And now for a completely different lady. She was not a revolutionary; she didn’t travel to far off places. She was an ordinary middle class housewife who dedicated her short life to the house and family and decided to share her experience with others. Perhaps she’s not as famous as Pellegrino Artusi in Italy (La Scienza in cucina e l’Arte di mangiare bene) but in 1859 Isabella Beeton wrote “Mrs Beeton’s Book of Household Management”the most famous English domestic manual ever . Artusi was a gourmet, or ‘foodie’ as we would say today, and concentrated on recipes while Mrs Beeton probably never invented a recipe in her life. She just collected them in her book together with practical advice for household jobs which a man would have known nothing about. She considered the woman as queen of the domestic sphere and the man as king of the public sphere.

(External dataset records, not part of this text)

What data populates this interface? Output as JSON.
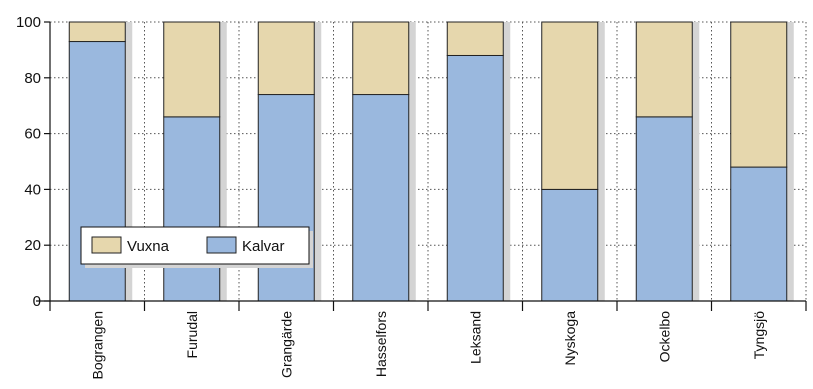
{
  "chart_data": {
    "type": "bar",
    "stacked": true,
    "percent": true,
    "categories": [
      "Bograngen",
      "Furudal",
      "Grangärde",
      "Hasselfors",
      "Leksand",
      "Nyskoga",
      "Ockelbo",
      "Tyngsjö"
    ],
    "series": [
      {
        "name": "Kalvar",
        "values": [
          93,
          66,
          74,
          74,
          88,
          40,
          66,
          48
        ],
        "color": "#9ab8de"
      },
      {
        "name": "Vuxna",
        "values": [
          7,
          34,
          26,
          26,
          12,
          60,
          34,
          52
        ],
        "color": "#e6d7ad"
      }
    ],
    "ylim": [
      0,
      100
    ],
    "yticks": [
      0,
      20,
      40,
      60,
      80,
      100
    ],
    "grid": true,
    "legend": {
      "position": "bottom-left",
      "order": [
        "Vuxna",
        "Kalvar"
      ]
    },
    "title": "",
    "xlabel": "",
    "ylabel": ""
  }
}
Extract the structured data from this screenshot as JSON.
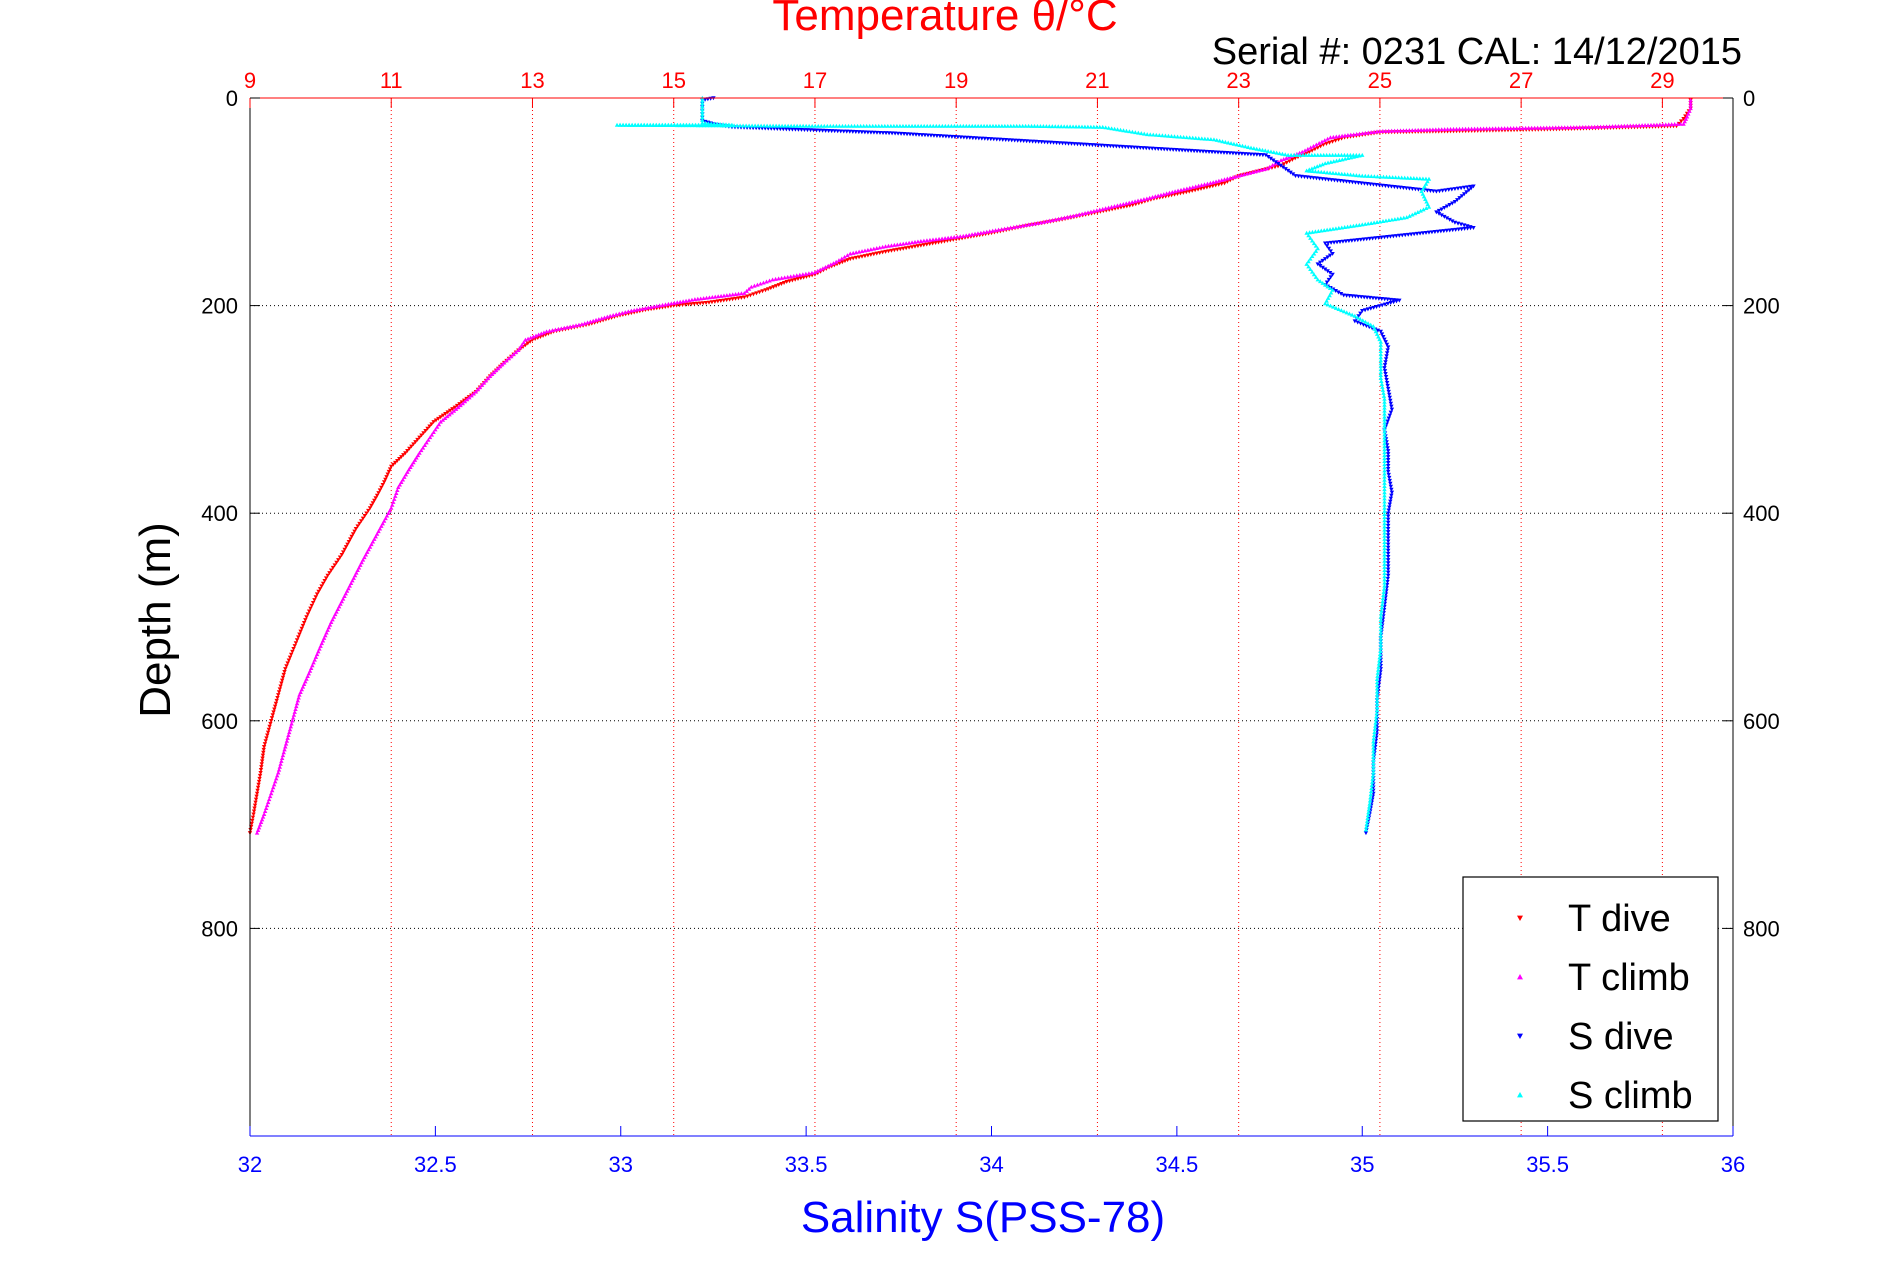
{
  "chart_data": {
    "type": "scatter",
    "title": "Temperature θ/°C",
    "serial_text": "Serial #: 0231  CAL: 14/12/2015",
    "xlabel": "Salinity S(PSS-78)",
    "ylabel": "Depth (m)",
    "temperature_axis": {
      "range": [
        9,
        30
      ],
      "ticks": [
        "9",
        "11",
        "13",
        "15",
        "17",
        "19",
        "21",
        "23",
        "25",
        "27",
        "29"
      ]
    },
    "salinity_axis": {
      "range": [
        32,
        36
      ],
      "ticks": [
        "32",
        "32.5",
        "33",
        "33.5",
        "34",
        "34.5",
        "35",
        "35.5",
        "36"
      ]
    },
    "depth_axis": {
      "range": [
        0,
        1000
      ],
      "reversed": true,
      "ticks_left": [
        "0",
        "200",
        "400",
        "600",
        "800"
      ],
      "ticks_right": [
        "0",
        "200",
        "400",
        "600",
        "800"
      ]
    },
    "grid": true,
    "legend_position": "bottom-right",
    "series": [
      {
        "name": "T dive",
        "axis": "temperature",
        "color": "#ff0000",
        "marker": "triangle-down",
        "points": [
          [
            29.4,
            2
          ],
          [
            29.4,
            10
          ],
          [
            29.3,
            20
          ],
          [
            29.2,
            27
          ],
          [
            27.5,
            30
          ],
          [
            26,
            32
          ],
          [
            25,
            33
          ],
          [
            24.5,
            38
          ],
          [
            24.2,
            45
          ],
          [
            24,
            52
          ],
          [
            23.8,
            58
          ],
          [
            23.6,
            65
          ],
          [
            23.3,
            70
          ],
          [
            23,
            75
          ],
          [
            22.8,
            82
          ],
          [
            22.3,
            90
          ],
          [
            21.8,
            97
          ],
          [
            21.5,
            103
          ],
          [
            21,
            110
          ],
          [
            20.5,
            117
          ],
          [
            20,
            123
          ],
          [
            19.5,
            130
          ],
          [
            19,
            136
          ],
          [
            18.5,
            142
          ],
          [
            18,
            148
          ],
          [
            17.5,
            155
          ],
          [
            17.2,
            163
          ],
          [
            17,
            170
          ],
          [
            16.6,
            177
          ],
          [
            16.3,
            185
          ],
          [
            16,
            192
          ],
          [
            15.5,
            197
          ],
          [
            15,
            200
          ],
          [
            14.6,
            204
          ],
          [
            14.2,
            210
          ],
          [
            13.8,
            218
          ],
          [
            13.3,
            225
          ],
          [
            13,
            233
          ],
          [
            12.8,
            243
          ],
          [
            12.6,
            255
          ],
          [
            12.4,
            268
          ],
          [
            12.2,
            283
          ],
          [
            11.9,
            298
          ],
          [
            11.6,
            312
          ],
          [
            11.4,
            327
          ],
          [
            11.2,
            342
          ],
          [
            11,
            355
          ],
          [
            10.9,
            370
          ],
          [
            10.8,
            383
          ],
          [
            10.7,
            395
          ],
          [
            10.5,
            415
          ],
          [
            10.3,
            440
          ],
          [
            10.1,
            460
          ],
          [
            9.95,
            478
          ],
          [
            9.8,
            500
          ],
          [
            9.65,
            525
          ],
          [
            9.5,
            550
          ],
          [
            9.4,
            575
          ],
          [
            9.3,
            600
          ],
          [
            9.2,
            625
          ],
          [
            9.15,
            650
          ],
          [
            9.1,
            670
          ],
          [
            9.05,
            690
          ],
          [
            9.0,
            708
          ]
        ]
      },
      {
        "name": "T climb",
        "axis": "temperature",
        "color": "#ff00ff",
        "marker": "triangle-up",
        "points": [
          [
            29.4,
            2
          ],
          [
            29.4,
            10
          ],
          [
            29.35,
            18
          ],
          [
            29.3,
            25
          ],
          [
            28,
            28
          ],
          [
            26,
            30
          ],
          [
            25,
            32
          ],
          [
            24.3,
            38
          ],
          [
            24.1,
            45
          ],
          [
            23.9,
            52
          ],
          [
            23.6,
            60
          ],
          [
            23.4,
            68
          ],
          [
            23,
            75
          ],
          [
            22.6,
            82
          ],
          [
            22.1,
            90
          ],
          [
            21.7,
            97
          ],
          [
            21.2,
            105
          ],
          [
            20.7,
            113
          ],
          [
            20.2,
            120
          ],
          [
            19.6,
            127
          ],
          [
            19.1,
            133
          ],
          [
            18.5,
            138
          ],
          [
            18,
            143
          ],
          [
            17.5,
            150
          ],
          [
            17.3,
            158
          ],
          [
            17,
            168
          ],
          [
            16.4,
            175
          ],
          [
            16.1,
            182
          ],
          [
            16,
            188
          ],
          [
            15.3,
            194
          ],
          [
            14.8,
            200
          ],
          [
            14.4,
            205
          ],
          [
            14.1,
            210
          ],
          [
            13.7,
            218
          ],
          [
            13.2,
            225
          ],
          [
            12.9,
            233
          ],
          [
            12.8,
            243
          ],
          [
            12.6,
            255
          ],
          [
            12.4,
            268
          ],
          [
            12.2,
            283
          ],
          [
            11.95,
            298
          ],
          [
            11.7,
            312
          ],
          [
            11.55,
            327
          ],
          [
            11.4,
            342
          ],
          [
            11.25,
            358
          ],
          [
            11.1,
            375
          ],
          [
            11,
            395
          ],
          [
            10.8,
            420
          ],
          [
            10.6,
            445
          ],
          [
            10.45,
            465
          ],
          [
            10.3,
            485
          ],
          [
            10.15,
            505
          ],
          [
            10,
            528
          ],
          [
            9.85,
            552
          ],
          [
            9.7,
            575
          ],
          [
            9.6,
            600
          ],
          [
            9.5,
            625
          ],
          [
            9.4,
            650
          ],
          [
            9.3,
            670
          ],
          [
            9.2,
            690
          ],
          [
            9.1,
            708
          ]
        ]
      },
      {
        "name": "S dive",
        "axis": "salinity",
        "color": "#0000ff",
        "marker": "triangle-down",
        "points": [
          [
            33.25,
            0
          ],
          [
            33.22,
            2
          ],
          [
            33.22,
            12
          ],
          [
            33.22,
            22
          ],
          [
            33.25,
            25
          ],
          [
            33.3,
            28
          ],
          [
            33.74,
            34
          ],
          [
            34.74,
            55
          ],
          [
            34.78,
            65
          ],
          [
            34.82,
            75
          ],
          [
            35.2,
            90
          ],
          [
            35.3,
            85
          ],
          [
            35.25,
            100
          ],
          [
            35.2,
            110
          ],
          [
            35.25,
            120
          ],
          [
            35.3,
            125
          ],
          [
            34.9,
            140
          ],
          [
            34.92,
            150
          ],
          [
            34.88,
            160
          ],
          [
            34.92,
            170
          ],
          [
            34.9,
            180
          ],
          [
            34.95,
            190
          ],
          [
            35.1,
            195
          ],
          [
            35.0,
            205
          ],
          [
            34.98,
            215
          ],
          [
            35.05,
            225
          ],
          [
            35.07,
            240
          ],
          [
            35.06,
            260
          ],
          [
            35.07,
            280
          ],
          [
            35.08,
            300
          ],
          [
            35.06,
            320
          ],
          [
            35.07,
            340
          ],
          [
            35.07,
            360
          ],
          [
            35.08,
            380
          ],
          [
            35.07,
            400
          ],
          [
            35.07,
            430
          ],
          [
            35.07,
            460
          ],
          [
            35.06,
            490
          ],
          [
            35.05,
            520
          ],
          [
            35.05,
            550
          ],
          [
            35.04,
            580
          ],
          [
            35.04,
            610
          ],
          [
            35.03,
            640
          ],
          [
            35.03,
            670
          ],
          [
            35.02,
            690
          ],
          [
            35.01,
            708
          ]
        ]
      },
      {
        "name": "S climb",
        "axis": "salinity",
        "color": "#00ffff",
        "marker": "triangle-up",
        "points": [
          [
            33.22,
            0
          ],
          [
            33.22,
            8
          ],
          [
            33.22,
            16
          ],
          [
            33.22,
            24
          ],
          [
            33.3,
            26
          ],
          [
            32.99,
            26
          ],
          [
            33.5,
            27
          ],
          [
            33.9,
            27
          ],
          [
            34.1,
            27
          ],
          [
            34.3,
            28
          ],
          [
            34.42,
            35
          ],
          [
            34.6,
            40
          ],
          [
            34.7,
            48
          ],
          [
            34.8,
            55
          ],
          [
            35.0,
            55
          ],
          [
            34.9,
            63
          ],
          [
            34.85,
            70
          ],
          [
            35.0,
            75
          ],
          [
            35.18,
            78
          ],
          [
            35.16,
            90
          ],
          [
            35.18,
            105
          ],
          [
            35.12,
            115
          ],
          [
            35.0,
            122
          ],
          [
            34.85,
            130
          ],
          [
            34.88,
            145
          ],
          [
            34.85,
            160
          ],
          [
            34.88,
            175
          ],
          [
            34.92,
            185
          ],
          [
            34.9,
            198
          ],
          [
            34.98,
            210
          ],
          [
            35.03,
            220
          ],
          [
            35.05,
            235
          ],
          [
            35.05,
            250
          ],
          [
            35.05,
            270
          ],
          [
            35.06,
            290
          ],
          [
            35.06,
            310
          ],
          [
            35.06,
            330
          ],
          [
            35.06,
            350
          ],
          [
            35.06,
            380
          ],
          [
            35.06,
            410
          ],
          [
            35.06,
            440
          ],
          [
            35.06,
            470
          ],
          [
            35.05,
            500
          ],
          [
            35.05,
            530
          ],
          [
            35.04,
            560
          ],
          [
            35.04,
            590
          ],
          [
            35.03,
            620
          ],
          [
            35.03,
            650
          ],
          [
            35.02,
            680
          ],
          [
            35.01,
            705
          ]
        ]
      }
    ]
  }
}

Yes Mrs Beeton knew it all! She explains in her own words why she wrote the book:
What moved me, in the first instance, to attempt a work like this, was the discomfort and suffering which I had seen brought upon men and women by household mismanagement. I have always thought that there is no more fruitful source of family discontent than a housewife’s badly cooked dinners and untidy ways. Men are now so well served out of doors – at their clubs, well-ordered taverns, and dining-houses – that, in order to compete with the attraction of these places, a mistress must be thoroughly acquainted with the theory and practice of cookery, as well as be perfectly conversant with all the other arts of making and keeping a comfortable home.